The engine room was his world: the coal pile, the shovel, the furnace door. Every motion had a rhythm — the scrape of steel on stone, the grunt of lifting, the crash of black rock into fire. Without his labor, no belt upstairs would turn, no press would strike. The hatters depended on his fire as much as on their own hands.
Now and then he climbed the iron staircase into the factory above. The air shifted the instant he left the boiler’s glow, but it was no relief. On the felting floor, vats of scalding water fumed with the sharp sting of mercury nitrate. The smell was a biting mix of wet fur and chemicals, clinging to the damp air. Men bent over their work, their hands raw, their shoulders hunched, some already jerking with tremors. The floorboards squelched underfoot, water seeping into his boots when he crouched to patch a leaking pipe.
In the blocking room, curtains of steam veiled the air as hat bodies were pulled taut over wooden forms. The hiss of the presses and the shouts of foremen drowned the pounding in his ears. The animal smell of wet felt filled his nostrils, the heavy dampness soaking his clothes until he felt he had never been dry.
Upstairs, the finishing rooms rasped with sandpaper drums shaving felt smooth. A gray powder floated everywhere, catching in his throat. It stuck to his damp skin whenever he leaned in to oil a pulley, grit turning sweat into paste. Women in the trimming rooms bent over sewing machines and ribbons, their chatter bright against the drone of belts. Here at least the air carried a faint sweetness — shellac and dye — though beneath it he could still taste coal dust on his tongue.

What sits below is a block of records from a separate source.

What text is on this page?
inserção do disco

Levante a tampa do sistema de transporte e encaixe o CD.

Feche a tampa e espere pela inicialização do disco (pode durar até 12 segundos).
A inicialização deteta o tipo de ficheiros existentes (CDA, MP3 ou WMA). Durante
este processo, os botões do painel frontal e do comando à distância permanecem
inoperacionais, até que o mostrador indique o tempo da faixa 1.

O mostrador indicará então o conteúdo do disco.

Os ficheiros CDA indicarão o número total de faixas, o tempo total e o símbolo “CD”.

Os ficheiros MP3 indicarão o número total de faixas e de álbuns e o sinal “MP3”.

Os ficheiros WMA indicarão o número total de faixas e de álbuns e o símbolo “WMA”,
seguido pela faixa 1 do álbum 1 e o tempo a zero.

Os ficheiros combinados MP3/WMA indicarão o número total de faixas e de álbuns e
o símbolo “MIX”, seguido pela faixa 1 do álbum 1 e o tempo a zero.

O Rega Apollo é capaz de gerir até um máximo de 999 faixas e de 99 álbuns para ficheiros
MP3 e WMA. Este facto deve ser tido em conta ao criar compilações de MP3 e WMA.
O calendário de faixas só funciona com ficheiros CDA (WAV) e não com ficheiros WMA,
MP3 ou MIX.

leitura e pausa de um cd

All of it fed back to him — the soot from his fires, the fumes from the vats, the roar of machines driven by the steam he raised. Every shovelful of coal was a heartbeat of the factory. Without his rhythm, the belts would slacken, the floors would fall silent, and the hatters would be sent home with empty pockets.
At dusk, when the whistle blew and the belts slowed, Thomas stayed behind. He banked the fires carefully, shoveling and raking until the boilers glowed low and safe for the night. Only then did he step out into the cool air of Danbury, lungs aching, skin blackened with soot, hair heavy with smoke. Around him, hatters spilled into the streets, their coats powdered with fur dust. They wore the day’s labor on their backs, but he carried it inside him — coal dust in his lungs, smoke in his clothes, the ghost of the fires that had kept “Hat City” alive.
-scripted by ChatGPT
Jennie, aged 49, died March 1, 1908. Thomas remarried Mary ?, a hat trimmer, in 1909. He died July 8, 1916, aged 59 and is buried in Wooster Cemetery,
Danbury.
Thomas Epison b. March 1857 in Toronto, Ont m. Bridgetta "Getta" Walsh (1858-1890) on Jun 21, 1887 in Toronto m. Mary Jane "Jennie" Webb (1858-1908) on Nov 25 1893 in Brewster, NY m. Mary ? (1870-) in 1909 d. July 8, 1916 in Danbury, Conn husband of Steve's 1st cousin, 2x removed (Walsh line)
Wooster Cemetery, Danbury, Conn
I’ve worked in the tobacco fields from dawn until dusk and yes one is exhausted but it’s just physical. I think mental anguish is much harder to bear and for many reasons it seems to be the main reason for feeling of tiredness/exhaustion today. I also think death was a more inevitable part of life in those days.